Outra importante entrevista feita por Maletta em sua tese foi com a atriz Bibi Ferreira. O título dessa entrevista é: A Musicalidade como Recurso Fundamental para o Trabalho com o Texto – O Ator como Regente de um Texto Orquestrado: A Experiência de Bibi Ferreira. Ela

fala de sua carreira artística, mostrando como sua formação em música e dança foram fundamentais para o seu trabalho como atriz. Mas, assim como Paulo José, no que diz respeito ao estudo do texto, ela considera a música como essencial. Sobre a sua atuação no espetáculo Gota

D’água, de Chico Buarque e Paulo Pontes, ela fala:

Quando estudei esse papel... eu estudo como se fosse música. Por que razão? Porque a coisa mais desagradável é você ouvir um solilóquio – e lá temos vários solilóquios – ditos num tom igual, falando tudo aqui assim praticamente na mesma nota [...] e não tendo que procurar a música da palavra que é muito importante e recebi de meu pai falando em casa porque ele falava muito bonito. Aquilo foi apurando o ouvido (FERREIRA apud MALETTA, 2005, p.225, grifo do autor).

O próprio Maletta também declara que sua formação musical contribuiu para o seu desempenho como ator. Dentre as contribuições, destaco: “a habilidade para reconhecer a musicalidade intrínseca aos textos e elaborar uma partitura vocal para a interpretação [...]; uma grande disponibilidade corporal, conseguida através de uma prática constante dos exercícios de associação corpo e voz” (MALETTA, 2005, p. 176).

Como fazer para encontrar a música da palavra ou transformar as palavras em música? O presente trabalho é um caminho percorrido, uma experiência unindo teoria e prática, o desejo de buscar uma voz que se realiza como movimento vivo e transformador.

Não proponho algo novo, pois, há tempos, grandes encenadores se utilizam da música ou de elementos do discurso musical em seu fazer teatral. Há tempos que os atores constroem partituras físicas e vocais, recorrendo a termos musicais no trabalho com o texto, e rabiscam seus textos anotando as inflexões, pausas, ênfases, ações, objetivos, subtextos, etc. Relato uma forma, ou formas de manipular parâmetros musicais no processo de criação vocal do ator.

Cap. 2 – CONSTRUINDO O BARCO

“Uma música que seja como os mais belos harmônicos da

natureza. Uma música que seja como o som do vento na cordoalha dos navios, aumentando gradativamente de tom até atingir aquele em que se cria uma reta ascendente para o infinito.
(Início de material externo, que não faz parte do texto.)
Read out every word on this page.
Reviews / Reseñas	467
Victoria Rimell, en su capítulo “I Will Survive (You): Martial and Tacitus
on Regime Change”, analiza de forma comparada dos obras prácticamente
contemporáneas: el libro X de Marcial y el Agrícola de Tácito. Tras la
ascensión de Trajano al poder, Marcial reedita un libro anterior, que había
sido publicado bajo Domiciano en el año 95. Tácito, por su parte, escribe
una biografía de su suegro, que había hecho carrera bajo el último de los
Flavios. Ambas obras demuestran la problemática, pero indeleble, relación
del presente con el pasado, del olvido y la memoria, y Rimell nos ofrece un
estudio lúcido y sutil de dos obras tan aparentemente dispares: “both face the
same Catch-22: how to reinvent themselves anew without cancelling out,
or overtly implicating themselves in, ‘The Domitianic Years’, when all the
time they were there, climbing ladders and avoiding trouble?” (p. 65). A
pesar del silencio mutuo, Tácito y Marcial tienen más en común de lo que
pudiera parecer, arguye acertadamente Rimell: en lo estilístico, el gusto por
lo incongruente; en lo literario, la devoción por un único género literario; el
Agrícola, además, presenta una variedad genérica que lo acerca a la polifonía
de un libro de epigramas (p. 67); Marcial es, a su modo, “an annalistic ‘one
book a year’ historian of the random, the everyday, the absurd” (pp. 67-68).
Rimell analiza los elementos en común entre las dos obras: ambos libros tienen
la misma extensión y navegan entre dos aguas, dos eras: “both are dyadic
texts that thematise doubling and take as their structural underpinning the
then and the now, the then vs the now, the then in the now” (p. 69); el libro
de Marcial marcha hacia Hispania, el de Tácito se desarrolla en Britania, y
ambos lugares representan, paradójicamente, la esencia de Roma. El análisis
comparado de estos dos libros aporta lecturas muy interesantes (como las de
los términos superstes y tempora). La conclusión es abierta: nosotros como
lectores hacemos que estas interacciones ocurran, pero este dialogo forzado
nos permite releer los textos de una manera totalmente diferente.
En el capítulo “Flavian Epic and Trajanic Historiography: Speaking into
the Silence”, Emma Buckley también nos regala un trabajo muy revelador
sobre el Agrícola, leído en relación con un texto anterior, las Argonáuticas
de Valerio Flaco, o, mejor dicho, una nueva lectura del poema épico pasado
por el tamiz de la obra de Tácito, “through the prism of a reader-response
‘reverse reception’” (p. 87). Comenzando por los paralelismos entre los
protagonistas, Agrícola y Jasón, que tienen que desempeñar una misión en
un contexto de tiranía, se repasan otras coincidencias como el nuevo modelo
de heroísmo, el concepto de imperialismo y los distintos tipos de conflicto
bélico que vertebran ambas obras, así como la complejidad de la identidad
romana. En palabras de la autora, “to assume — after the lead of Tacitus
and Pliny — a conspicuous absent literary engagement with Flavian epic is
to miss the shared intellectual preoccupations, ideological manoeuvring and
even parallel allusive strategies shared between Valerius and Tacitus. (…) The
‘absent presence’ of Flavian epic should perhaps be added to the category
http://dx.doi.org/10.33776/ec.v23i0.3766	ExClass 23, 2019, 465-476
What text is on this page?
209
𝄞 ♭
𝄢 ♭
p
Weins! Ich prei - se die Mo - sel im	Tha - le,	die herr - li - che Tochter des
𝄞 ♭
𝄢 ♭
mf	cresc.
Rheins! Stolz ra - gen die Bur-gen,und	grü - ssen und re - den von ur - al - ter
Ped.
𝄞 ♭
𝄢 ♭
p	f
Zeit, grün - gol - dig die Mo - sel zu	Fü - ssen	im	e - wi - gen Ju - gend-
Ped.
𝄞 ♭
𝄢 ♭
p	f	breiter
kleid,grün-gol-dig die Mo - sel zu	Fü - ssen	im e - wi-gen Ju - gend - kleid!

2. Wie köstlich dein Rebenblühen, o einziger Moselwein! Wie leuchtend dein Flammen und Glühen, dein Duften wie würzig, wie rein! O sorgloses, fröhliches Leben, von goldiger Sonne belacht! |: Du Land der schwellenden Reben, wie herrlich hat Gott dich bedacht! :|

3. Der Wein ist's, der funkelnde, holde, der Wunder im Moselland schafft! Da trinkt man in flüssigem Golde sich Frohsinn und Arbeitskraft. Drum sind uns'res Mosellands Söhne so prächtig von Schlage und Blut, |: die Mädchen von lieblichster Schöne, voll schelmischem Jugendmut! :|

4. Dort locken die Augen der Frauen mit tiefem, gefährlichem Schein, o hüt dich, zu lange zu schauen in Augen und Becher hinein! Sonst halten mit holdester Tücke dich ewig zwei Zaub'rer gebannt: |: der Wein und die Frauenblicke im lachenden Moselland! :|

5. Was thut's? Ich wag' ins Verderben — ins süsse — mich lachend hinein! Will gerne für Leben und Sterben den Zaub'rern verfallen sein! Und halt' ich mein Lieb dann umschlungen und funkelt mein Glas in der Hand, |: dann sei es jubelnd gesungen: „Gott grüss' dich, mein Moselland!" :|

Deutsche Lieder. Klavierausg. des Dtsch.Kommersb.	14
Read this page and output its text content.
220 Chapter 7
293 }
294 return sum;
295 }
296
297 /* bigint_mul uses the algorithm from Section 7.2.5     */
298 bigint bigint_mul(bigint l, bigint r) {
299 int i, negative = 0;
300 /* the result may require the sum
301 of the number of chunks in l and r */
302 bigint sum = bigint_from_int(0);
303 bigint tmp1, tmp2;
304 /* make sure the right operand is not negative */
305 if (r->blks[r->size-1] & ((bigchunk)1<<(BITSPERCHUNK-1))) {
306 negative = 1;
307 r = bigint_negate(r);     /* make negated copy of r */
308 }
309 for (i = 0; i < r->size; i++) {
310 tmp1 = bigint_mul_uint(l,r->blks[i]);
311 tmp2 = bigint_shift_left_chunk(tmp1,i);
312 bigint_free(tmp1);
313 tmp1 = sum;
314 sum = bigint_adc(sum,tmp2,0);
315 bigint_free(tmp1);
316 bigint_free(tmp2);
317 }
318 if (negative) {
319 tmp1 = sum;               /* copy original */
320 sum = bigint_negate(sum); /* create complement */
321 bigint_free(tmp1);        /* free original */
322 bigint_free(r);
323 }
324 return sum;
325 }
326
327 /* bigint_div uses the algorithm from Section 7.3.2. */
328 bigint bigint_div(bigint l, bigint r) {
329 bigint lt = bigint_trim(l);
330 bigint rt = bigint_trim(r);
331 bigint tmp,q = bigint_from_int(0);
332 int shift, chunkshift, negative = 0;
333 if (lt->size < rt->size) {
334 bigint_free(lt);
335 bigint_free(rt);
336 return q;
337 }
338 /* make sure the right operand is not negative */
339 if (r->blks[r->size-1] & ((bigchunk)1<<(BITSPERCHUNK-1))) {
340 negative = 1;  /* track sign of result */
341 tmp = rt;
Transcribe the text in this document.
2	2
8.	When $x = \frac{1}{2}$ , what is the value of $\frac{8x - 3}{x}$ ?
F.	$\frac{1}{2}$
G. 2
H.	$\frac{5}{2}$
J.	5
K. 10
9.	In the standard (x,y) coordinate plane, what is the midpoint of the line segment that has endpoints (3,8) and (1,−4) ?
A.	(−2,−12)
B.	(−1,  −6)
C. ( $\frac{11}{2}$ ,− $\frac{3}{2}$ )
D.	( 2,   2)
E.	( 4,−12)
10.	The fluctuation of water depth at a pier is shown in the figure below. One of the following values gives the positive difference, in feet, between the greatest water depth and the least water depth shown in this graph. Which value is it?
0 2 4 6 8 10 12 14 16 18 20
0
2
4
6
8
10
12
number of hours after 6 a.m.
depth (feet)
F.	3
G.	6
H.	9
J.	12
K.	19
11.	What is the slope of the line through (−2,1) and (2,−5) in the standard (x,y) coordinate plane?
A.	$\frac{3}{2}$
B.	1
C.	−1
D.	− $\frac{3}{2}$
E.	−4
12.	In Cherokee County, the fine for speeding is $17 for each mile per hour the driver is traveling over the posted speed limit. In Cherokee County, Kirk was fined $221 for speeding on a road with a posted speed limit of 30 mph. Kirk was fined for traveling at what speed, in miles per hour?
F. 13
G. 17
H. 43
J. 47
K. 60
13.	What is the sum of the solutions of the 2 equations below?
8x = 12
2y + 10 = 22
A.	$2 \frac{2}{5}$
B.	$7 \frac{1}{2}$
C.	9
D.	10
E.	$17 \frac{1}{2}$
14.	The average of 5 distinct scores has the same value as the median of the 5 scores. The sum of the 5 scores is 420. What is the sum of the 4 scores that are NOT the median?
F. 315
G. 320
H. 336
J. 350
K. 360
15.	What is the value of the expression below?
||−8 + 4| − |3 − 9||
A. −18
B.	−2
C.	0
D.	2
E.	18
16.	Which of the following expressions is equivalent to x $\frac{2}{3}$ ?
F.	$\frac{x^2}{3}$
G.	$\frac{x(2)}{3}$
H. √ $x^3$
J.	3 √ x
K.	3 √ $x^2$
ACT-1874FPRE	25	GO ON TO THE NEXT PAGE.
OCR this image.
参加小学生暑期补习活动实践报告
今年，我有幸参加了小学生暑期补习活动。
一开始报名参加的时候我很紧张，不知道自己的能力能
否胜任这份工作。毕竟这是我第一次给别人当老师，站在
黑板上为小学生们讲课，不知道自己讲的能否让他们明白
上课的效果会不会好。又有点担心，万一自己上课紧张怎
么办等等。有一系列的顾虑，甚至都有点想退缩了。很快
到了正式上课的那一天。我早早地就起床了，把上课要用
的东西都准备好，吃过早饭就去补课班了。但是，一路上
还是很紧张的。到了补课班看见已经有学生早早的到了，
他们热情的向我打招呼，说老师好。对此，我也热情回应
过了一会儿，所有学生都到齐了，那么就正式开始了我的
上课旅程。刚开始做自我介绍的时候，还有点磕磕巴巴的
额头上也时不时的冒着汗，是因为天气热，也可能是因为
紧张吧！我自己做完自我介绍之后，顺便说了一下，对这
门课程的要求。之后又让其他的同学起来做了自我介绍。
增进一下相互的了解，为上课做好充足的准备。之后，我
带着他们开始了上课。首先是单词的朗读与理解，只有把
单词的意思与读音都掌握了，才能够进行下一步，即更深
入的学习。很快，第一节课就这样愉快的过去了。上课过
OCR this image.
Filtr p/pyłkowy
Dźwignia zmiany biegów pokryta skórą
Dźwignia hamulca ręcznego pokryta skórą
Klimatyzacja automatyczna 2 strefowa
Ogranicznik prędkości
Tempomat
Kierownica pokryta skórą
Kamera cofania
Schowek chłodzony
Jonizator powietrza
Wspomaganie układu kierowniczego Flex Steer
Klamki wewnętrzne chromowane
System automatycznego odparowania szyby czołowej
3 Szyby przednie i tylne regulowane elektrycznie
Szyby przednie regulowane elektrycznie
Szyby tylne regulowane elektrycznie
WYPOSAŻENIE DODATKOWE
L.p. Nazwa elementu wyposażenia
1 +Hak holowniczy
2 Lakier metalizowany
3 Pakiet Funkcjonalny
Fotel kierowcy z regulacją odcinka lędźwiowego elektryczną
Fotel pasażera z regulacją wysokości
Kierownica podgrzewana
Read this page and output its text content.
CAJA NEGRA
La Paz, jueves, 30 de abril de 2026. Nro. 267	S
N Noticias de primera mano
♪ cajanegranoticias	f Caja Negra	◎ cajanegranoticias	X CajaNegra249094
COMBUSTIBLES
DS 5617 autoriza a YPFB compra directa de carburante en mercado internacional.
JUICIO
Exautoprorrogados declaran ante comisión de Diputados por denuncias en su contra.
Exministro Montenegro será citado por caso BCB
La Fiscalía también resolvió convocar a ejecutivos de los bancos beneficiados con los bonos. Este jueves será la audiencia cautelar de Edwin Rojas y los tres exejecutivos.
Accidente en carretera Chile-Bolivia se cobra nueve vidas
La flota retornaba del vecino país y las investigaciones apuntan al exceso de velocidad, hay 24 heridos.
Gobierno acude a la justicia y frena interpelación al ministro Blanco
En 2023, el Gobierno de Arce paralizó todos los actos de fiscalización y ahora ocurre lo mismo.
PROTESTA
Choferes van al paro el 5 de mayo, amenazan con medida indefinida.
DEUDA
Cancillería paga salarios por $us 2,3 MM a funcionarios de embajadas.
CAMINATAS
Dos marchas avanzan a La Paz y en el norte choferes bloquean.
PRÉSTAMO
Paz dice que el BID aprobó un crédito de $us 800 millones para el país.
Uma música que comece sem começo e termine sem fim. Uma música que seja como o som do vento numa enorme harpa plantada no deserto. Uma música que seja como a nota lancinante deixada no ar por um pássaro que morre. Uma música que seja como o som dos altos ramos das grandes árvores vergastadas pelos temporais. Uma música que seja como o ponto de reunião de muitas vozes em busca de uma harmonia nova. Uma música que seja como o vôo de uma gaivota numa aurora de novos sons...”

Descrevo a seguir alguns parâmetros da música que considero recursos fundamentais, que permeiam e auxiliam minha jornada de descobertas. Não é minha pretensão adentrar profundamente na teoria e história da música, mas explicar os parâmetros escolhidos na perspectiva do que utilizo em minha prática. Busco me apropriar desses parâmetros, trazendo-os para todo trabalho corporal e vocal em cena, com foco especial para o estudo do texto e possibilidades de como dizê-lo.